Общая теория создается путем сравнения различных прав, причем получается такой типичный отпечаток, как в тех фотографиях, которые снимают последовательно ряд родственных лиц, так что на снимке остаются одни типические черты и отпадают индивидуальные*(58).

Приведенные сейчас мнения по вопросу о сущности общей теории права обрисовывают очертания этой науки, которая должна заменить собой философию права или стать рядом с ней. Общая теория права строит свои основные понятия исключительно из того материала, который содержится в положительном праве, т.е. в праве, которое есть в данное время у какого-либо народа или было прежде. Никакие пожелания о том праве, какое должно быть, в эти построения не вплетаются. Но также неуместны и всякие предположения о возможном праве, как это пытался провести Рогэн. Правда, он ставит рядом с историческим правом не желательное право, а воображаемое: если бы было такое-то право, то получались бы такие-то выводы. Но так как его воображаемое право не есть положительное право, а только методологический прием, то оно и не может быть поставлено рядом с положительным правом в качестве строительного материала.

Так как положительное право есть историческое явление, то и все понятия, из него построенные, имеют только историческую ценность.

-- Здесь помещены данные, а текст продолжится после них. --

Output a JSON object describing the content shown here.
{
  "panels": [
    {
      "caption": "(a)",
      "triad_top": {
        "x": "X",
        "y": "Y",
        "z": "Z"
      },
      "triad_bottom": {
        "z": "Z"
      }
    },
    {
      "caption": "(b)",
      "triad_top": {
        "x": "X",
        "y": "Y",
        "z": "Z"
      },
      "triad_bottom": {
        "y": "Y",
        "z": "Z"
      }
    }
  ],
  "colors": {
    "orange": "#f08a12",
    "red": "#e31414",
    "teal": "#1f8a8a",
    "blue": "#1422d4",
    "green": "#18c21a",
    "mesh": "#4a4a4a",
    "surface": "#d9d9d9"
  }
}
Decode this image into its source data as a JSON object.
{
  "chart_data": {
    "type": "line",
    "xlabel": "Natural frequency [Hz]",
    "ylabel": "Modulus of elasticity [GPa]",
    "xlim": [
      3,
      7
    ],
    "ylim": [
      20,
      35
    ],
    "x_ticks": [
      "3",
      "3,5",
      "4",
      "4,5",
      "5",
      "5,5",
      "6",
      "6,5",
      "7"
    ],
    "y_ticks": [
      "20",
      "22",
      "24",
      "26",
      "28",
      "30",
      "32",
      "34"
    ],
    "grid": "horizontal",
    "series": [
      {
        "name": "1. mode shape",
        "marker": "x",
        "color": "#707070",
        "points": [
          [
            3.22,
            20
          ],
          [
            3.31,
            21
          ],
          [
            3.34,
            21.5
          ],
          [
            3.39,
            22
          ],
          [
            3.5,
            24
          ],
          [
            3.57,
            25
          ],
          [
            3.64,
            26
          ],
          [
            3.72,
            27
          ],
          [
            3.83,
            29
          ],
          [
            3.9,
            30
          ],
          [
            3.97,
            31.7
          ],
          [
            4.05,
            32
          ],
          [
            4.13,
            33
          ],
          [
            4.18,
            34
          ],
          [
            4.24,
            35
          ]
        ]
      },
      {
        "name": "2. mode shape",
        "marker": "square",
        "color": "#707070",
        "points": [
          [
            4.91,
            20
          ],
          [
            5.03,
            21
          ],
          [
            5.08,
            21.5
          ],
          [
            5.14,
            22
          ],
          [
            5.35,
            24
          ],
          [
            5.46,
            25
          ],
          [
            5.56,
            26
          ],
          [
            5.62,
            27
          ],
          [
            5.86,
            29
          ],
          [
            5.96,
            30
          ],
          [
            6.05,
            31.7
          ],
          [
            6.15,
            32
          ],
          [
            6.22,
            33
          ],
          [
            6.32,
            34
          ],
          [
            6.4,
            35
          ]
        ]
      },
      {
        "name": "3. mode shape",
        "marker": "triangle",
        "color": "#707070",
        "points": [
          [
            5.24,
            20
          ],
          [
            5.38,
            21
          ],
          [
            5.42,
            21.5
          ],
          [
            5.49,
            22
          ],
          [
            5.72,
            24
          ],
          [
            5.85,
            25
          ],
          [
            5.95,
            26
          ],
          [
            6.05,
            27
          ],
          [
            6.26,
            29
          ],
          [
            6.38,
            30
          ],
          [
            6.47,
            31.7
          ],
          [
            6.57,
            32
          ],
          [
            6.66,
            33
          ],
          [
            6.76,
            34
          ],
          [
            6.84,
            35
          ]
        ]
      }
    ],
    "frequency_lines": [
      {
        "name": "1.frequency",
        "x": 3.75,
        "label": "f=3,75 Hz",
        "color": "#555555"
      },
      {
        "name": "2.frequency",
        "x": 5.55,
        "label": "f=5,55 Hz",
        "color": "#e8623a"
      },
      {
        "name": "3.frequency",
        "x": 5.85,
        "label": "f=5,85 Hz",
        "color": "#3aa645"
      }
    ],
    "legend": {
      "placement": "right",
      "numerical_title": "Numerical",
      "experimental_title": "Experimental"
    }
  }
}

Как бы логично ни были связаны между собой понятия, построенные общей теорией права или какой-нибудь системой гражданского или уголовного правоведения, они все же не могут рассчитывать на абсолютную ценность. Разделение права на публичное и частное, право собственности, народное представительство, преступление, наконец само право - все это понятия исторически сложившиеся, не а priori, a эмпирически. Были моменты в истории человечества, когда этих понятий не существовало, могут настать моменты, когда они сохранятся как культурные воспоминания. Может быть, это способно подорвать ценность общей теории права, придавая ей неустойчивый, текущий характер, обусловленный изменчивостью материала? Однако из того, что мы отвергнем абсолютное, логическое значение понятий общей теории права, не следует еще, чтобы ее понятия не имели практического значения, чтобы они не выяснили человеку окружающей его действительности. Историческая жизнь на самом деле течет крайне медленно и общественные формы проявляют столько устойчивости, что понятия, выработанные общей теорией права, сохранят свое значение для многих поколений. Этим уже оправдывается ее ценность.

При построении понятий из положительного права, общая теория права отбрасывает все индивидуальное, свойственное тому или другому законодательству, и выбирает лишь типическое, свойственное всем законодательствам. Это не значит, однако, что общая теория права имеет дело со всем, что оказывается общим всем законодательствам. Из того, что всюду запрещается брак на своячнице, не следует, чтобы это положение составило объект общей теории права*(59). Последняя выбирает не только общие положения, но и необходимые, т.е. такие, без которых общежитие данного культурного типа существовать не может, каковы, напр., понятия о субъекте права, о договоре, о государственной власти.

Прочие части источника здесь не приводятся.